1. On Hearing A New Escalation -- Richard Hugo
2. Making The Scene -- Kenneth O. Hanson
3. The Love Song Of J. Alfred Prufrock -- T.S. Eliot
4. The Second Coming -- W.B. Yeats
5. Ararat -- Mark Doty
6. The Kingfisher -- Mary Oliver
7. Exhibition -- James Masao Mitsui
8. Field Guide To Dungeness Spit -- David Wagoner
9. Latitude -- Linda Bierds
10. The Song Of The Onion -- Miguel Hernandez
(that's "Lullaby of the Onion"; oops)

Thursday, March 03, 2005

Dreaming of AWP

This is one of those tedious dream re-tellings (don't say you weren't warned). Myself, I find anybody's dreams fascinating. This started out as the standard "plane's leaving in less than an hour and I haven't packed a thing" dream. Soon, however, AWP was being held in Paris, and I was back in high school. They bussed our class to a building with an immature bald eagle warbling in a tree outside. Within, we each had a locker with the names of all our poems on the front, containing things we needed to take to AWP. Mine had (1) a hand-written note from two "America's Next Top Model" contestants, (2) an original watercolor design for a wine label by someone named Cumbert, featuring a horse with no neck and a lot of blue sky, and (3) a home-made travel game challenging the passenger to identify phenomena associated with the end of the world, as seen from the air. Explosions, green whirlpools, etc. Frightfully jolly.

Wednesday, March 02, 2005


"Poems are ongoing improvisations toward goals we identify when we arrive at them." -- Donald Hall

Tuesday, March 01, 2005

Shortlist, Serpentine Streets, and Schadenfreude

So my poem for the Guardian Poetry Workshop made the shortlist, here (scroll way down). It plays in London, apparently. Whoo hoo! Sadly, they messed up the transition between S4 & 5, which also derailed the form (each successive stanza was meant to start with the english translation of one of the list of spanish words/phrases in S1), but we won't quibble.

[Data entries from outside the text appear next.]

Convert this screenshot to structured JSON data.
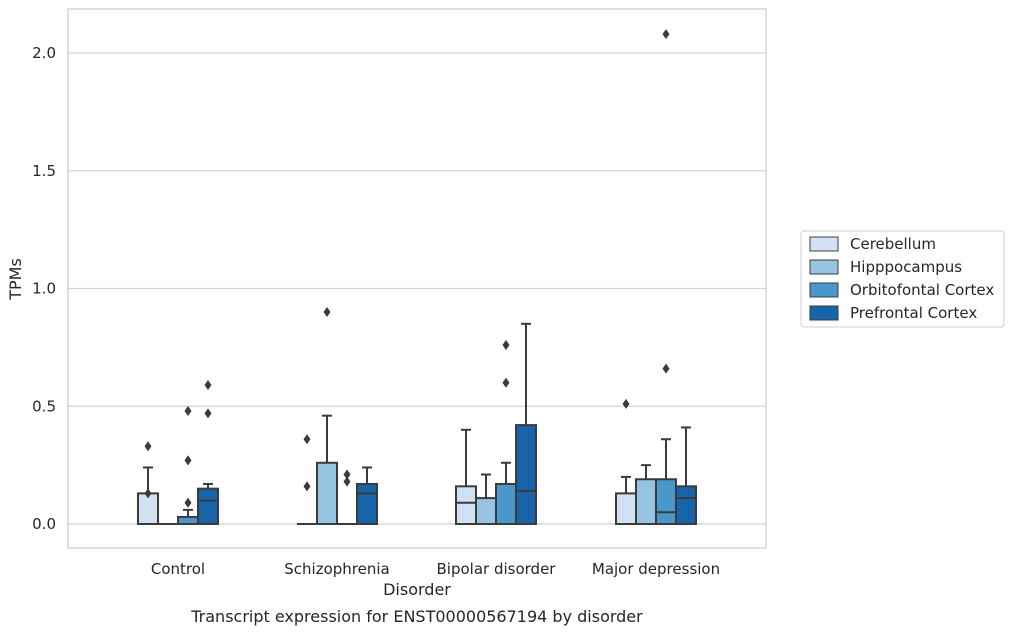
{
  "chart_data": {
    "type": "box",
    "title": "",
    "caption": "Transcript expression for ENST00000567194 by disorder",
    "xlabel": "Disorder",
    "ylabel": "TPMs",
    "ylim": [
      -0.1,
      2.19
    ],
    "yticks": [
      0.0,
      0.5,
      1.0,
      1.5,
      2.0
    ],
    "ytick_labels": [
      "0.0",
      "0.5",
      "1.0",
      "1.5",
      "2.0"
    ],
    "grid": true,
    "legend_position": "right",
    "categories": [
      "Control",
      "Schizophrenia",
      "Bipolar disorder",
      "Major depression"
    ],
    "series": [
      {
        "name": "Cerebellum",
        "color": "#d0e1f2",
        "boxes": [
          {
            "q1": 0.0,
            "median": 0.0,
            "q3": 0.13,
            "whisker_low": 0.0,
            "whisker_high": 0.24,
            "outliers": [
              0.33,
              0.13
            ]
          },
          {
            "q1": 0.0,
            "median": 0.0,
            "q3": 0.0,
            "whisker_low": 0.0,
            "whisker_high": 0.0,
            "outliers": [
              0.36,
              0.16
            ]
          },
          {
            "q1": 0.0,
            "median": 0.09,
            "q3": 0.16,
            "whisker_low": 0.0,
            "whisker_high": 0.4,
            "outliers": []
          },
          {
            "q1": 0.0,
            "median": 0.0,
            "q3": 0.13,
            "whisker_low": 0.0,
            "whisker_high": 0.2,
            "outliers": [
              0.51
            ]
          }
        ]
      },
      {
        "name": "Hipppocampus",
        "color": "#94c4df",
        "boxes": [
          {
            "q1": 0.0,
            "median": 0.0,
            "q3": 0.0,
            "whisker_low": 0.0,
            "whisker_high": 0.0,
            "outliers": []
          },
          {
            "q1": 0.0,
            "median": 0.0,
            "q3": 0.26,
            "whisker_low": 0.0,
            "whisker_high": 0.46,
            "outliers": [
              0.9
            ]
          },
          {
            "q1": 0.0,
            "median": 0.0,
            "q3": 0.11,
            "whisker_low": 0.0,
            "whisker_high": 0.21,
            "outliers": []
          },
          {
            "q1": 0.0,
            "median": 0.0,
            "q3": 0.19,
            "whisker_low": 0.0,
            "whisker_high": 0.25,
            "outliers": []
          }
        ]
      },
      {
        "name": "Orbitofontal Cortex",
        "color": "#4a98c9",
        "boxes": [
          {
            "q1": 0.0,
            "median": 0.0,
            "q3": 0.03,
            "whisker_low": 0.0,
            "whisker_high": 0.06,
            "outliers": [
              0.48,
              0.27,
              0.09
            ]
          },
          {
            "q1": 0.0,
            "median": 0.0,
            "q3": 0.0,
            "whisker_low": 0.0,
            "whisker_high": 0.0,
            "outliers": [
              0.21,
              0.18
            ]
          },
          {
            "q1": 0.0,
            "median": 0.0,
            "q3": 0.17,
            "whisker_low": 0.0,
            "whisker_high": 0.26,
            "outliers": [
              0.76,
              0.6
            ]
          },
          {
            "q1": 0.0,
            "median": 0.05,
            "q3": 0.19,
            "whisker_low": 0.0,
            "whisker_high": 0.36,
            "outliers": [
              2.08,
              0.66
            ]
          }
        ]
      },
      {
        "name": "Prefrontal Cortex",
        "color": "#1764ab",
        "boxes": [
          {
            "q1": 0.0,
            "median": 0.1,
            "q3": 0.15,
            "whisker_low": 0.0,
            "whisker_high": 0.17,
            "outliers": [
              0.59,
              0.47
            ]
          },
          {
            "q1": 0.0,
            "median": 0.13,
            "q3": 0.17,
            "whisker_low": 0.0,
            "whisker_high": 0.24,
            "outliers": []
          },
          {
            "q1": 0.0,
            "median": 0.14,
            "q3": 0.42,
            "whisker_low": 0.0,
            "whisker_high": 0.85,
            "outliers": []
          },
          {
            "q1": 0.0,
            "median": 0.11,
            "q3": 0.16,
            "whisker_low": 0.0,
            "whisker_high": 0.41,
            "outliers": []
          }
        ]
      }
    ]
  }
}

There's a wonderful road in Issaquah, which I figure is a little-known shortcut. Maybe it's just little-used. There are two very sharp hairpin turns, and my friend, you'd better drive the recommended 10 MPH, or you'll be off the edge into the void. But it's gorgeous, especially in the middle of all that gangrenous suburbia. When you get to the top of the hill, it makes a hard right, then goes gently swooping up and down for about a mile. At the end, before it disappears into a main road, there is an incredible amount of new construction. Huge houses. Expensive tile roofs. There was a lovely little valley along there; nothing fancy, just grass sloping away from the road, an old fence and a shed, some apple trees. All gone and filling in. They've put a concrete retaining wall along the road sporting metal silhouettes of cougars in various poses (the area's called Cougar Mountain). I guess it's better than unrelieved cement, but it just serves to emphasize the point that no self-respecting cougar would go anywhere near there now. I know people need places to live, but those huge, ostentatious houses with no yards ... it seems like such a waste.

Which brings me to the Monster of Lake Washington. There have been several reports of a creature which appears to be either a caiman or an alligator, probably some idiot's escaped or released pet. I'm finding this amusing because (a) nobody's been hurt, and (b) the area is Medina/Hunt's Point -- probably the poshest neighborhoods on the Eastside; Bill Gates has his compound there. So it pleases me to see the high priests of luxury get their cage rattled, a little. Lock up your lapdogs, ladies, and be sure to warn the gardener; it's so difficult to find good help these days.